With uncertainty ever-present over Brexit, headlines today are citing the opinion of economist and director of Lisbon’s Catholic School of Business and Economics who warns that Britain’s withdrawal from the EU “could translate into a new financial crisis”.

Warnings over a looming crisis have been sounded for months now, but Nuno Fernandes explains his reasoning: “London is one of the principal financial centres of Europe, with a large portion of financial contracts based there. How can this transition go forwards when we have such a large quantity of contracts in Sterling, domiciled in the UK? It is an issue that has not been fully resolved and which worries me”.

Adding to this unanswered question are the implications of the European Central Bank pulling back from its concerted debt purchase programme, he told TSF radio.

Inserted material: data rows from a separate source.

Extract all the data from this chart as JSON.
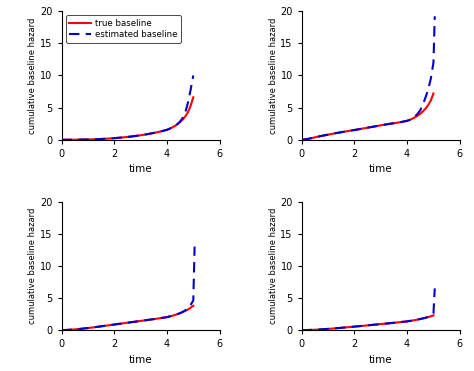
{
  "xlabel": "time",
  "ylabel": "cumulative baseline hazard",
  "xlim": [
    0,
    6
  ],
  "ylim": [
    0,
    20
  ],
  "xticks": [
    0,
    2,
    4,
    6
  ],
  "yticks": [
    0,
    5,
    10,
    15,
    20
  ],
  "true_color": "#ff0000",
  "est_color": "#0000cc",
  "true_lw": 1.5,
  "est_lw": 1.5,
  "legend_labels": [
    "true baseline",
    "estimated baseline"
  ],
  "subplots": [
    {
      "true_x": [
        0.0,
        0.25,
        0.5,
        0.75,
        1.0,
        1.25,
        1.5,
        1.75,
        2.0,
        2.25,
        2.5,
        2.75,
        3.0,
        3.25,
        3.5,
        3.75,
        4.0,
        4.1,
        4.2,
        4.3,
        4.4,
        4.5,
        4.6,
        4.7,
        4.8,
        4.9,
        5.0
      ],
      "true_y": [
        0.0,
        0.005,
        0.015,
        0.03,
        0.05,
        0.08,
        0.12,
        0.18,
        0.25,
        0.34,
        0.44,
        0.56,
        0.7,
        0.87,
        1.06,
        1.28,
        1.55,
        1.72,
        1.92,
        2.15,
        2.42,
        2.75,
        3.15,
        3.65,
        4.3,
        5.3,
        6.6
      ],
      "est_x": [
        0.0,
        0.25,
        0.5,
        0.75,
        1.0,
        1.25,
        1.5,
        1.75,
        2.0,
        2.25,
        2.5,
        2.75,
        3.0,
        3.25,
        3.5,
        3.75,
        4.0,
        4.1,
        4.2,
        4.3,
        4.4,
        4.5,
        4.6,
        4.7,
        4.8,
        4.9,
        5.0
      ],
      "est_y": [
        0.0,
        0.005,
        0.015,
        0.03,
        0.05,
        0.08,
        0.12,
        0.18,
        0.25,
        0.34,
        0.44,
        0.56,
        0.7,
        0.87,
        1.06,
        1.28,
        1.55,
        1.72,
        1.92,
        2.15,
        2.45,
        2.85,
        3.4,
        4.3,
        5.8,
        7.8,
        10.0
      ],
      "show_legend": true
    },
    {
      "true_x": [
        0.0,
        0.1,
        0.25,
        0.5,
        0.75,
        1.0,
        1.25,
        1.5,
        1.75,
        2.0,
        2.25,
        2.5,
        2.75,
        3.0,
        3.25,
        3.5,
        3.75,
        4.0,
        4.1,
        4.2,
        4.3,
        4.4,
        4.5,
        4.6,
        4.7,
        4.8,
        4.9,
        5.0
      ],
      "true_y": [
        0.0,
        0.05,
        0.15,
        0.38,
        0.6,
        0.8,
        1.0,
        1.18,
        1.35,
        1.52,
        1.7,
        1.88,
        2.06,
        2.25,
        2.42,
        2.58,
        2.74,
        2.95,
        3.1,
        3.28,
        3.5,
        3.75,
        4.05,
        4.42,
        4.85,
        5.4,
        6.1,
        7.2
      ],
      "est_x": [
        0.0,
        0.1,
        0.25,
        0.5,
        0.75,
        1.0,
        1.25,
        1.5,
        1.75,
        2.0,
        2.25,
        2.5,
        2.75,
        3.0,
        3.25,
        3.5,
        3.75,
        4.0,
        4.1,
        4.2,
        4.3,
        4.4,
        4.5,
        4.6,
        4.7,
        4.8,
        4.9,
        5.0,
        5.05
      ],
      "est_y": [
        0.0,
        0.05,
        0.15,
        0.38,
        0.6,
        0.8,
        1.0,
        1.18,
        1.35,
        1.52,
        1.7,
        1.88,
        2.06,
        2.25,
        2.42,
        2.58,
        2.74,
        2.95,
        3.1,
        3.35,
        3.65,
        4.05,
        4.6,
        5.5,
        6.6,
        7.8,
        9.5,
        12.0,
        19.2
      ],
      "show_legend": false
    },
    {
      "true_x": [
        0.0,
        0.25,
        0.5,
        0.75,
        1.0,
        1.25,
        1.5,
        1.75,
        2.0,
        2.25,
        2.5,
        2.75,
        3.0,
        3.25,
        3.5,
        3.75,
        4.0,
        4.1,
        4.2,
        4.3,
        4.4,
        4.5,
        4.6,
        4.7,
        4.8,
        4.9,
        5.0
      ],
      "true_y": [
        0.0,
        0.05,
        0.12,
        0.22,
        0.33,
        0.46,
        0.6,
        0.74,
        0.88,
        1.02,
        1.16,
        1.3,
        1.44,
        1.58,
        1.72,
        1.87,
        2.03,
        2.13,
        2.24,
        2.36,
        2.5,
        2.65,
        2.82,
        3.0,
        3.22,
        3.5,
        3.8
      ],
      "est_x": [
        0.0,
        0.25,
        0.5,
        0.75,
        1.0,
        1.25,
        1.5,
        1.75,
        2.0,
        2.25,
        2.5,
        2.75,
        3.0,
        3.25,
        3.5,
        3.75,
        4.0,
        4.1,
        4.2,
        4.3,
        4.4,
        4.5,
        4.6,
        4.7,
        4.8,
        4.9,
        5.0,
        5.05
      ],
      "est_y": [
        0.0,
        0.05,
        0.12,
        0.22,
        0.33,
        0.46,
        0.6,
        0.74,
        0.88,
        1.02,
        1.16,
        1.3,
        1.44,
        1.58,
        1.72,
        1.87,
        2.03,
        2.13,
        2.24,
        2.36,
        2.5,
        2.65,
        2.85,
        3.1,
        3.45,
        3.95,
        4.6,
        13.0
      ],
      "show_legend": false
    },
    {
      "true_x": [
        0.0,
        0.25,
        0.5,
        0.75,
        1.0,
        1.25,
        1.5,
        1.75,
        2.0,
        2.25,
        2.5,
        2.75,
        3.0,
        3.25,
        3.5,
        3.75,
        4.0,
        4.1,
        4.2,
        4.3,
        4.4,
        4.5,
        4.6,
        4.7,
        4.8,
        4.9,
        5.0
      ],
      "true_y": [
        0.0,
        0.03,
        0.07,
        0.13,
        0.2,
        0.28,
        0.37,
        0.46,
        0.56,
        0.65,
        0.75,
        0.85,
        0.95,
        1.05,
        1.15,
        1.26,
        1.37,
        1.43,
        1.5,
        1.57,
        1.65,
        1.74,
        1.83,
        1.93,
        2.04,
        2.16,
        2.3
      ],
      "est_x": [
        0.0,
        0.25,
        0.5,
        0.75,
        1.0,
        1.25,
        1.5,
        1.75,
        2.0,
        2.25,
        2.5,
        2.75,
        3.0,
        3.25,
        3.5,
        3.75,
        4.0,
        4.1,
        4.2,
        4.3,
        4.4,
        4.5,
        4.6,
        4.7,
        4.8,
        4.9,
        5.0,
        5.05
      ],
      "est_y": [
        0.0,
        0.03,
        0.07,
        0.13,
        0.2,
        0.28,
        0.37,
        0.46,
        0.56,
        0.65,
        0.75,
        0.85,
        0.95,
        1.05,
        1.15,
        1.26,
        1.37,
        1.43,
        1.5,
        1.57,
        1.65,
        1.74,
        1.83,
        1.93,
        2.06,
        2.25,
        2.6,
        6.5
      ],
      "show_legend": false
    }
  ]
}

Over the last three years, the ECB has ploughed over €36 billion into Portugal. Now that so-called ‘quantitative easing’ has come to an end, interest rates will logically start rising.

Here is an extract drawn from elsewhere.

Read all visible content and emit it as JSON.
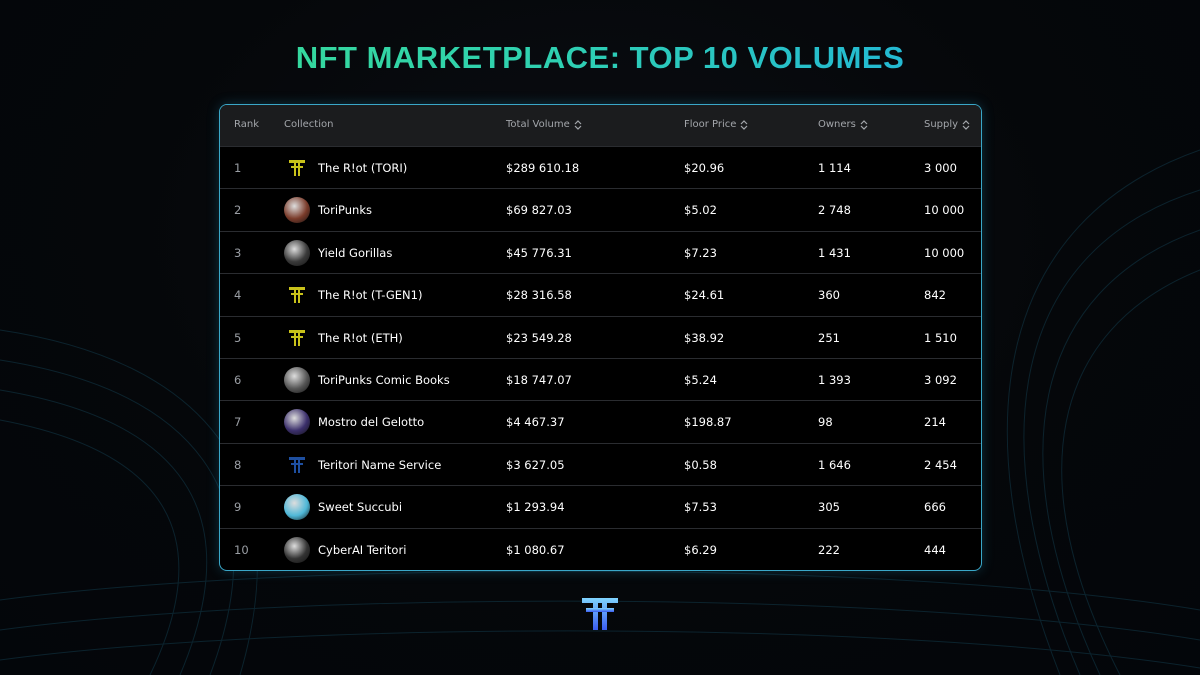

“Right now, they are abnormally low – never before in the history of taxes have they been this low. In other words, to return to ‘normal levels’ will bring us problems”, said Fernandes.

Breaking numbers down into what Portugal’s foreign debt means per inhabitant, “each Portuguese owes around 25,000 euros”. A 1% increase in interest rates would take that figure up by another 250 euros, he explained – which “increases the financial load of our government”.

Indeed, had interest rates been around 1% last year, the deficit would have been “closer to 3% than the zero point something it was” – and that would certainly not have seen Portugal’s finance minister paraded as Europe’s finance minister of the year (click here).

Thus as the echo of “Happy New Year” greetings fades into the distance, national media is waking the country up to a 2019 where ‘anything could happen’ – and many of the scenarios are bleak.

Said Fernandes, Portugal’s economic growth is still “below what it should be” and lack of competitivity through management leaves businesses “staying in comfortable markets” thus limiting the country’s export ability.